Dr Mahoso goes further to state that:

“The Zimbabwe version of those primary defence and resistance movements is called the First Chimurenga. The most valuable legacy of that Zimbabwe-wide effort to clear the land of settlers and agents of imperialism is the demonstration of ‘African living law’ in action across the whole of Zimbabwe and in opposition to the encroaching system(s) of Roman Dutch Law and English Common Law.”

This is one perspective which when critically considered can influence a level of thinking which is guided by respect of our modern philosophers and philosophies. As such, we will not need to understand our politics from the narrow wisdom of Eurocentricity based on prejudice. Even in the case of Zimbabwe, we may need to look within instead of looking without. Why validate our political thinking using bygone episteme drawn from Hobbes, Kant, Hume and the endless list of the Western philosophers when we can think within the prism of our locale? 

Reflecting on Mugabeism

Today ideological personhood of Robert Mugabe has been aptly summarised as Mugabeism. There are varying definitions of this ideological attribute attached to the person of President Mugabe. To some Mugabeism represents a multi-faceted motif of; decoloniality, redemptive economic epistemology. 
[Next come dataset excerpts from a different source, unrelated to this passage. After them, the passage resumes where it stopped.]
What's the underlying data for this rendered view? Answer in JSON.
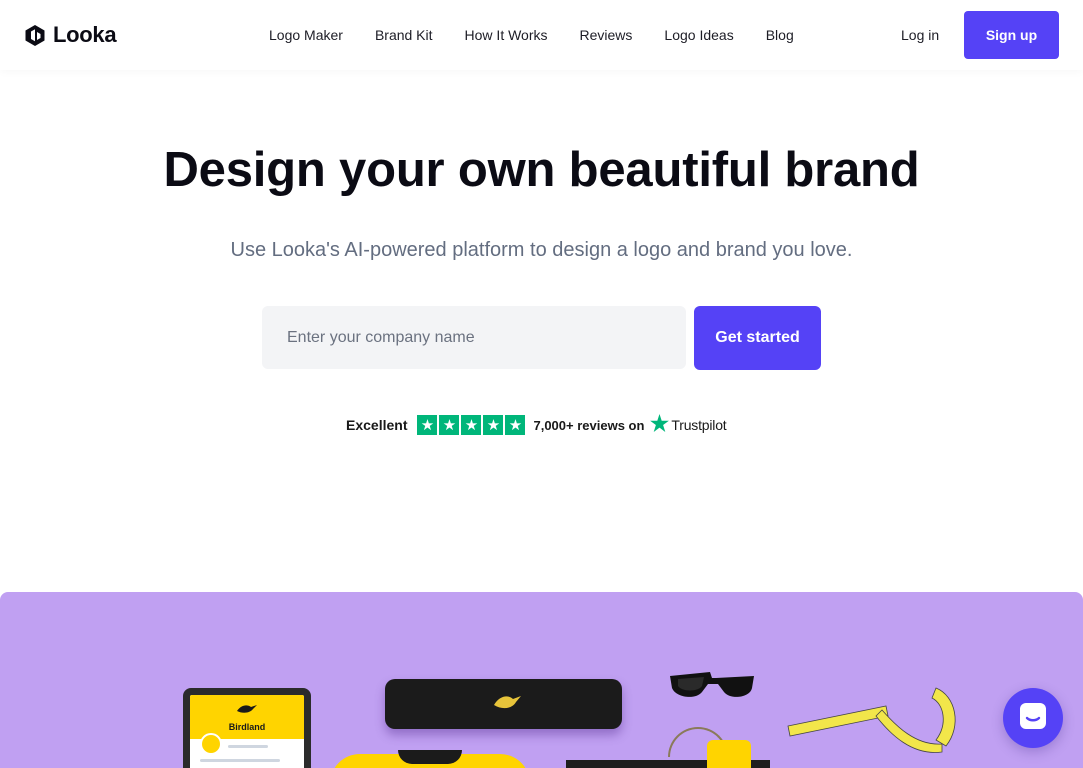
{
  "nav": {
    "brand": "Looka",
    "menu": [
      {
        "label": "Logo Maker"
      },
      {
        "label": "Brand Kit"
      },
      {
        "label": "How It Works"
      },
      {
        "label": "Reviews"
      },
      {
        "label": "Logo Ideas"
      },
      {
        "label": "Blog"
      }
    ],
    "login_label": "Log in",
    "signup_label": "Sign up"
  },
  "hero": {
    "title": "Design your own beautiful brand",
    "subtitle": "Use Looka's AI-powered platform to design a logo and brand you love.",
    "search": {
      "placeholder": "Enter your company name",
      "value": ""
    },
    "cta_label": "Get started"
  },
  "trustpilot": {
    "rating_text": "Excellent",
    "stars": 5,
    "reviews_text": "7,000+ reviews on",
    "brand": "Trustpilot"
  },
  "showcase": {
    "tablet_brand": "Birdland"
  },
  "colors": {
    "accent": "#5542f6",
    "showcase_bg": "#c0a0f2",
    "trustpilot_green": "#00b67a",
    "product_yellow": "#ffd400"
  },
  "icons": {
    "brand_logo": "looka-logo-icon",
    "star": "star-icon",
    "chat": "chat-icon"
  }
}
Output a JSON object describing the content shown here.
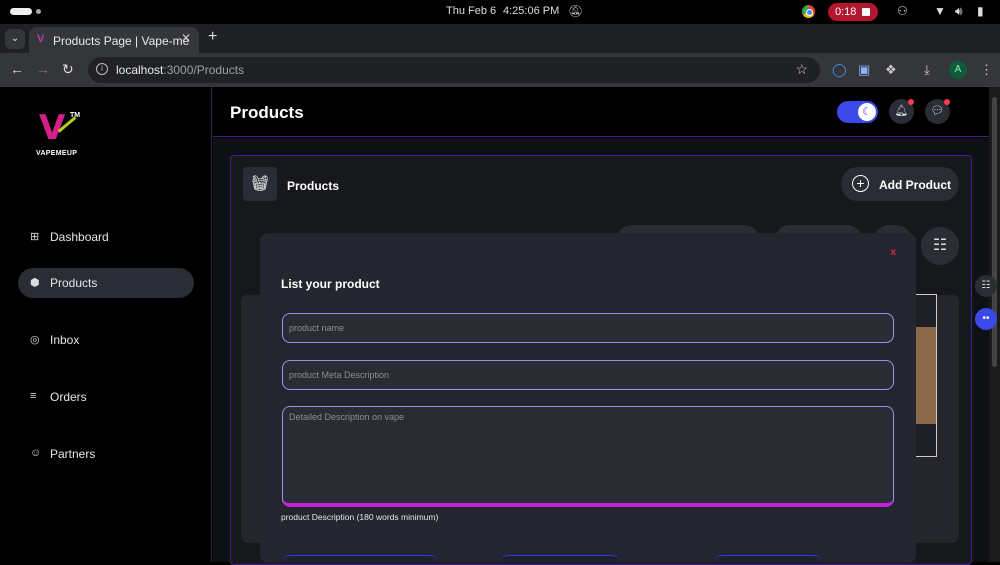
{
  "os": {
    "date": "Thu Feb 6",
    "time": "4:25:06 PM",
    "recording": "0:18",
    "icons": [
      "notifications-off-icon",
      "accessibility-icon",
      "wifi-icon",
      "volume-icon",
      "battery-icon"
    ]
  },
  "browser": {
    "tab_title": "Products Page | Vape-me",
    "url_host": "localhost",
    "url_rest": ":3000/Products",
    "profile_initial": "A"
  },
  "sidebar": {
    "brand": "VAPEMEUP",
    "tm": "TM",
    "logo_letter": "V",
    "items": [
      {
        "label": "Dashboard",
        "icon": "dashboard-icon"
      },
      {
        "label": "Products",
        "icon": "products-icon",
        "active": true
      },
      {
        "label": "Inbox",
        "icon": "inbox-icon"
      },
      {
        "label": "Orders",
        "icon": "orders-icon"
      },
      {
        "label": "Partners",
        "icon": "partners-icon"
      }
    ]
  },
  "header": {
    "title": "Products"
  },
  "panel": {
    "title": "Products",
    "add_button": "Add Product"
  },
  "modal": {
    "close": "x",
    "title": "List your product",
    "product_name_placeholder": "product name",
    "meta_description_placeholder": "product Meta Description",
    "detailed_description_placeholder": "Detailed Description on vape",
    "helper": "product Description (180 words minimum)"
  },
  "colors": {
    "accent_purple": "#4b1d8f",
    "toggle_blue": "#3a49e8",
    "field_border": "#a38cf0",
    "close_red": "#e0263d",
    "brand_pink": "#d21f8a"
  }
}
This school of thought presents President Mugabe as an intellectual personhood of Africa’s post-coloniality and Zimbabwe’s epitome of not returning to colonial bondage. This is informed by the values that the man has constantly embraced since his first point of commitment in fighting the Western enemies of Africa as indicated in the book. This is why Mugabeism is a prodigious opponent of the neo-colonial regime change project in Zimbabwe. Since the inception of the Land Reform, the West and its proxies have worked hard in silencing the redemptive voice of the masses in the quest for economic Indigenisation.  

Though they now celebrate him in death, it must be noted that Mugabe has been projected as one responsible for crafting the immiseration of his own people. This of course is contrary to the adorable disposition Africa perceives in Mugabe(ism). He is six feet under, but his contribution to our persistent anti-colonial fight still stands.